The flooding is so strong that it could probably sweep a child away, said resident Dawn Carmosino.

Fankhauser believes there are solutions. Residents in the Nine Mile Creek Watershed in Minnesota have experienced similar problems and have found solutions that Fankhauser thinks could be applied to their problem as well.

“I know this is an era when people talk about how much government we want and how much government we don’t want but it seems to me that people’s health and safety and quality of life are, especially in a regional area, is an appropriate role for government,” Fankhauser said.

He requested that the township restrict development, maintain cover crops and make sure development waste is properly disposed of.

The county can only prepare for the regular storms, not the extremely bad ones, Manger said,

“It’s our understanding that there was over three inches of rain that fell on that area over a short period of time,” Manger said.

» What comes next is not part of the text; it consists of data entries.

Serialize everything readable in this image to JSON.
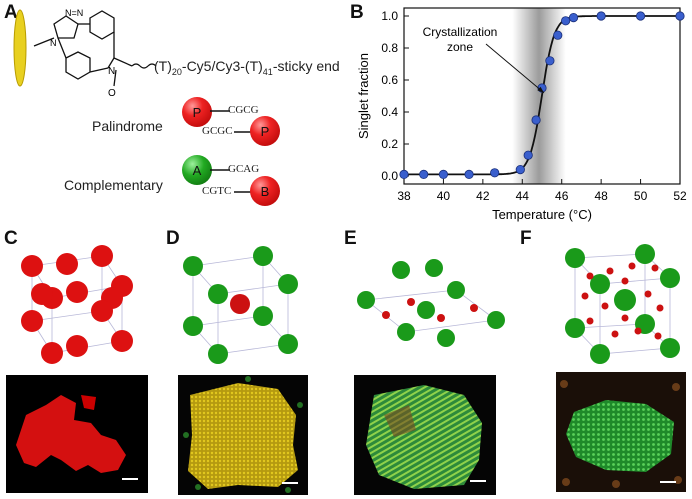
{
  "panels": {
    "A": "A",
    "B": "B",
    "C": "C",
    "D": "D",
    "E": "E",
    "F": "F"
  },
  "panel_a": {
    "chain_label": "(T)",
    "chain_sub1": "20",
    "chain_mid": "-Cy5/Cy3-(T)",
    "chain_sub2": "41",
    "chain_end": "-sticky end",
    "palindrome_label": "Palindrome",
    "complementary_label": "Complementary",
    "seq_p1": "CGCG",
    "seq_p2": "GCGC",
    "seq_a": "GCAG",
    "seq_b": "CGTC",
    "ball_p": "P",
    "ball_a": "A",
    "ball_b": "B"
  },
  "chart_data": {
    "type": "scatter",
    "ylabel": "Singlet fraction",
    "xlabel": "Temperature (°C)",
    "annotation": "Crystallization\nzone",
    "annotation_line1": "Crystallization",
    "annotation_line2": "zone",
    "xlim": [
      38,
      52
    ],
    "ylim": [
      0.0,
      1.0
    ],
    "xticks": [
      38,
      40,
      42,
      44,
      46,
      48,
      50,
      52
    ],
    "yticks": [
      0.0,
      0.2,
      0.4,
      0.6,
      0.8,
      1.0
    ],
    "shaded_zone": [
      43.5,
      46.2
    ],
    "points": [
      {
        "x": 38.0,
        "y": 0.01
      },
      {
        "x": 39.0,
        "y": 0.01
      },
      {
        "x": 40.0,
        "y": 0.01
      },
      {
        "x": 41.3,
        "y": 0.01
      },
      {
        "x": 42.6,
        "y": 0.02
      },
      {
        "x": 43.9,
        "y": 0.04
      },
      {
        "x": 44.3,
        "y": 0.13
      },
      {
        "x": 44.7,
        "y": 0.35
      },
      {
        "x": 45.0,
        "y": 0.55
      },
      {
        "x": 45.4,
        "y": 0.72
      },
      {
        "x": 45.8,
        "y": 0.88
      },
      {
        "x": 46.2,
        "y": 0.97
      },
      {
        "x": 46.6,
        "y": 0.99
      },
      {
        "x": 48.0,
        "y": 1.0
      },
      {
        "x": 50.0,
        "y": 1.0
      },
      {
        "x": 52.0,
        "y": 1.0
      }
    ],
    "colors": {
      "marker": "#3a5fcd",
      "curve": "#111111",
      "shade": "#9a9a9a"
    }
  }
}
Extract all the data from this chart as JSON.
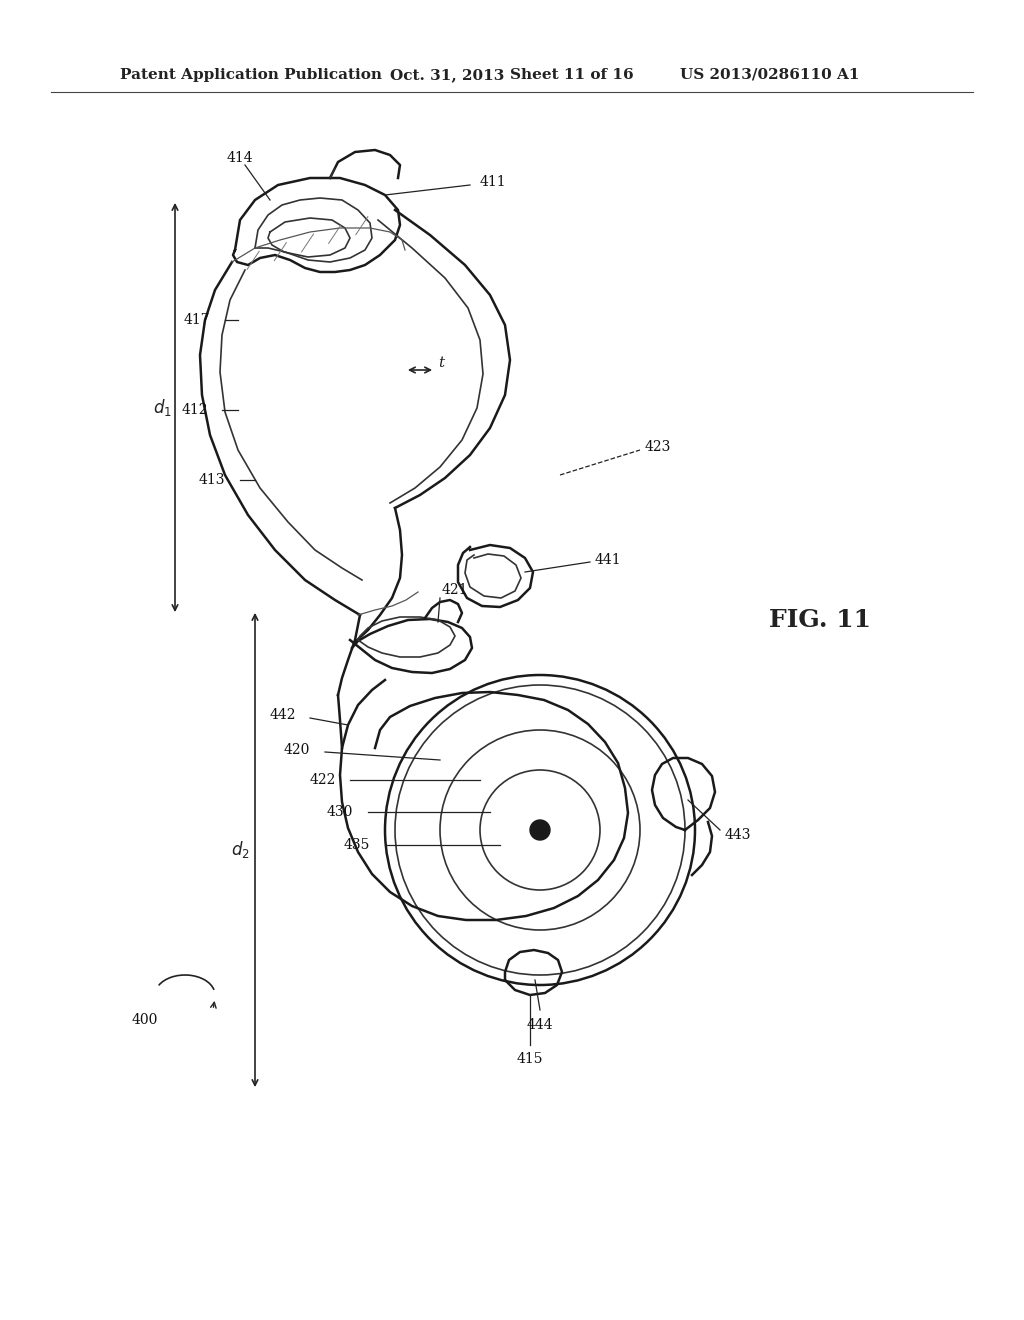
{
  "bg_color": "#ffffff",
  "header_line1": "Patent Application Publication",
  "header_date": "Oct. 31, 2013",
  "header_sheet": "Sheet 11 of 16",
  "header_patent": "US 2013/0286110 A1",
  "fig_label": "FIG. 11",
  "ref_numbers": [
    "400",
    "411",
    "412",
    "413",
    "414",
    "415",
    "417",
    "420",
    "421",
    "422",
    "423",
    "430",
    "435",
    "441",
    "442",
    "443",
    "444"
  ],
  "dim_labels": [
    "d₁",
    "d₂",
    "t"
  ]
}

In addition, Nine Mile is 100 feet below Hopper Hill Road and there is not much Manger feels the county can do about the issues, especially because much of it is out of the right of way. The county’s job is to make sure the water runoff from the road is directed through natural, longstanding waterways. The landowners on Nine Mile built their houses at the base of a large incline, Manger said.

“There’s not really a whole lot I can do,” Manger said.

When the water comes down off of Hopper Hill Road, it crosses Nine Mile in three areas, all of which have culverts. The second system got clogged recently, but should be working now, Manger said.

Nine Mile is a county road, Trustee Alan Freeman said, so the township will need to work with the county on a solution.

However, resident Elizabeth Crawford is frustrated with the county. The last time flooding left a lot of debris on her property, the county did a great job cleaning it up, but this time they told her they would not help.

“I don’t think they care about us,” Crawford said.

Manger isn’t sure why the engineer’s office might have cleaned up Crawford’s yard the last time. However, he said the office’s work is generally contained to the right of way.

Whatever happens, it will not be easy or quick, Trustee Bonnie Batchler said. She expects that Freeman will be the trustees’ contact with the county.

“I feel for these people. Those videos are just horrible so hopefully we can work as a county and come up with some kind of solution,” Batchler said.